Adaya ordered Shangri-La staff to shut down the pool party by locking the pool gates, requiring the group to remove their banners and guests to remove their FIDF T-shirts, and dismantling the roped event dividers.
Several plaintiffs observed and overheard Adaya’s agitated behavior and remarks, including telling a security guard to “get them out, get them out, get them out,” and asking a non-Jewish hotel guests if she wanted Adaya to “get these people off the lounge chairs” according to the court opinion. Adaya and her husband stared down the remaining FIDF guests for “at least an hour to an hour and a half,” according to Codrey’s testimony in the court document.
Codrey repeated Adaya’s comments to the event organizer and also repeatedly apologized for Adaya’s actions, which he called “blatant anti-Semitism.” Expert witness testimony was provided by Rabbi Wolpe, who testified that the hotel staff and owner’s conduct “could fairly be characterized as anti-Semitic.”
Adaya and Shangri-La argued on appeal that the rabbi’s testimony and evidence of Adaya’s Pakistani Muslim background was prejudicial error. The appeal court disagreed, as testimony from Codrey indicated that Adaya repeated that the event was “embarrassing to her; that she is a Muslim, her parents or family are Muslims, and this is just absolutely wrong.”
The California court of appeals upheld the damages awarded by a jury to 11 plaintiffs after a 10-day trial and six days of jury deliberations, awarding $1.2 million in actual and statutory damages and $2 million in attorneys fees.
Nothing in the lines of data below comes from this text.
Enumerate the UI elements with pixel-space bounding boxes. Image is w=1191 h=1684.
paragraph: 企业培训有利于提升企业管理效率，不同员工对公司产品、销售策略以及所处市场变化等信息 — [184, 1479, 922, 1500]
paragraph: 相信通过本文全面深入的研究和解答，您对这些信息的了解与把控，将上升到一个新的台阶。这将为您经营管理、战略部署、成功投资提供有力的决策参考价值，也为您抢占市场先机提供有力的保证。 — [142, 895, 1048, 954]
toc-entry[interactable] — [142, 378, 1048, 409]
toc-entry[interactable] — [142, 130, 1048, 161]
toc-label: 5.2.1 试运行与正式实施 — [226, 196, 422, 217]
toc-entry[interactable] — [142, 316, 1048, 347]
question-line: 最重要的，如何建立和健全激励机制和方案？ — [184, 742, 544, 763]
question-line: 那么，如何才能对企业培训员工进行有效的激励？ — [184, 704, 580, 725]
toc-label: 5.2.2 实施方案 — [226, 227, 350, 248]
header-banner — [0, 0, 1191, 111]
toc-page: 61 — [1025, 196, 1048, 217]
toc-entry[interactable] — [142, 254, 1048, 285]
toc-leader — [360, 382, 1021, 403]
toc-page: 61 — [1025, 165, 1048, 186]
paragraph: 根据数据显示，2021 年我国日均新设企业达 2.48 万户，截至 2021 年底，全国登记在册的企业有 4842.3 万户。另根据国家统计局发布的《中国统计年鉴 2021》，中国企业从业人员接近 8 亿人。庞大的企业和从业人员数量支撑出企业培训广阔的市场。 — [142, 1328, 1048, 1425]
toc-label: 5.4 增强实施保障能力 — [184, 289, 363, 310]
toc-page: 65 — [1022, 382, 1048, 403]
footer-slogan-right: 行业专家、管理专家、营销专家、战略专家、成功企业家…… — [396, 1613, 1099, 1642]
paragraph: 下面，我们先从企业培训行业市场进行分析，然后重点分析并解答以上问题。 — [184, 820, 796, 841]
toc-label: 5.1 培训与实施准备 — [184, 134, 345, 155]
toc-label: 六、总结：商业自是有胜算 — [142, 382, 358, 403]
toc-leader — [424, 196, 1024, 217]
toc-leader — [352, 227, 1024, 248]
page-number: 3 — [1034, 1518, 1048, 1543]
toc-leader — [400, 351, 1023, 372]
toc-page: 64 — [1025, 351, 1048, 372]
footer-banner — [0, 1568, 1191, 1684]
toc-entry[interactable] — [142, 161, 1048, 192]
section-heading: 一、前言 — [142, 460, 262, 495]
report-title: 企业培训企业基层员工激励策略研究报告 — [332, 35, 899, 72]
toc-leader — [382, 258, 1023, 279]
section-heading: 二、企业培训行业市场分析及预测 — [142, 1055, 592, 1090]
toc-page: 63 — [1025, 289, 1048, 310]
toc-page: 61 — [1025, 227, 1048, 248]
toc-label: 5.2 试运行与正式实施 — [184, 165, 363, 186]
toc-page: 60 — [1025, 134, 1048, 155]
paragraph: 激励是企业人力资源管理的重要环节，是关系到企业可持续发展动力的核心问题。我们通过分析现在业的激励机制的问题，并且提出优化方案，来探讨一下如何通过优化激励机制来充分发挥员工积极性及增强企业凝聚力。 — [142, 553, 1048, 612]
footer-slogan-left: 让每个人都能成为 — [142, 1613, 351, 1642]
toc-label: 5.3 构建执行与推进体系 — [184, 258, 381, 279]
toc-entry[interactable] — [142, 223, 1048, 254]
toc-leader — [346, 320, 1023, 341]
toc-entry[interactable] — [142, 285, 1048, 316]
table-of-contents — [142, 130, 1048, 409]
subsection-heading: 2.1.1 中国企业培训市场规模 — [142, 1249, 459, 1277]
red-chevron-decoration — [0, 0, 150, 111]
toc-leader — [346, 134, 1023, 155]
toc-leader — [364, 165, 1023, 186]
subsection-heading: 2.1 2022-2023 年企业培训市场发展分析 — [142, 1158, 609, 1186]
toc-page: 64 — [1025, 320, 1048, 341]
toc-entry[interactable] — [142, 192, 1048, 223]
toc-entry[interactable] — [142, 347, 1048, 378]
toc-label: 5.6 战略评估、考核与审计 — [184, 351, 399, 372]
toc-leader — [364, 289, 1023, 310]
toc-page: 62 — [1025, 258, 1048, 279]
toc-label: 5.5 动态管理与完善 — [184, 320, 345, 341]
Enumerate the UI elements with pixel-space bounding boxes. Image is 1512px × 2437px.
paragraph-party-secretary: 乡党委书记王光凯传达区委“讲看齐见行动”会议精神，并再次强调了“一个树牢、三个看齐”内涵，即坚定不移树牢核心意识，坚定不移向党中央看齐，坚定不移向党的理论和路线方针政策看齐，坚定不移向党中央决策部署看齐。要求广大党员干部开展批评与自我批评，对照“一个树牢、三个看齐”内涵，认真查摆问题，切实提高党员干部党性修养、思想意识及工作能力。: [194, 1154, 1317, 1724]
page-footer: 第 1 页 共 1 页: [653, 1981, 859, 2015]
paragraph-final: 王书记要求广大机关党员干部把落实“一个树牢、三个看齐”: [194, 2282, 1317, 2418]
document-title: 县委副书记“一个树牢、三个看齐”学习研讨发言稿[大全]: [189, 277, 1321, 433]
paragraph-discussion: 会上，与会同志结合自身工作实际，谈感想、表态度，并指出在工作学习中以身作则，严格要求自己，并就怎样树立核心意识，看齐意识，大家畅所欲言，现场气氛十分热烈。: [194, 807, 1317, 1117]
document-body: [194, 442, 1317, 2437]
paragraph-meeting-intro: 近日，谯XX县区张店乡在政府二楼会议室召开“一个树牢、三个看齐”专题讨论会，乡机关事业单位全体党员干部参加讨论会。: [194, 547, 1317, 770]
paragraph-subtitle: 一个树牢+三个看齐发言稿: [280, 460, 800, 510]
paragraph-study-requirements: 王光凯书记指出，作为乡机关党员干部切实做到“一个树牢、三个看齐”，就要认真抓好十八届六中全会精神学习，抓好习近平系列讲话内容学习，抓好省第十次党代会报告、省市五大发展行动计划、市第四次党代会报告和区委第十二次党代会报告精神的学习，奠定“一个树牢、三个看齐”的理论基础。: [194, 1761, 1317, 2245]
Adaya and Shangri-La argued many issues on appeal, which were denied by the court, including a lack of sufficiency of evidence proving their cessation of the event was not motivated by discrimination, but instead on the basis of “valid policies and practices” that “never existed in writing, and appeared to be applied at the whims of Adaya.”
Adaya also asserted her statements made to Codrey were inadmissible hearsay and the Rabbi’s expert witness testimony, including her religious background, were improperly admitted as evidence. The appeal court denied these assertions.
The court reversed the $405,000 punitive damage award for the intentional infliction of emotion distress, as it was duplicative of the statutory damages awarded under the Unruh act, which the court confirmed were punitive in nature.
The court also remanded the attorney fees award associated with the event promoter’s claims to the trial court for recalculation, however the attorney fees for the individual plaintiffs discriminated against were affirmed. The plaintiffs were awarded damages ranging from $26,000 to $180,000, totaling to nearly $1.2 Million.
The case is Paletz v. Adaya, California Court of Appeal Case No. B247184, 2014 WL 7402324, at *1 (Cal. Ct. App. Dec. 29, 2014).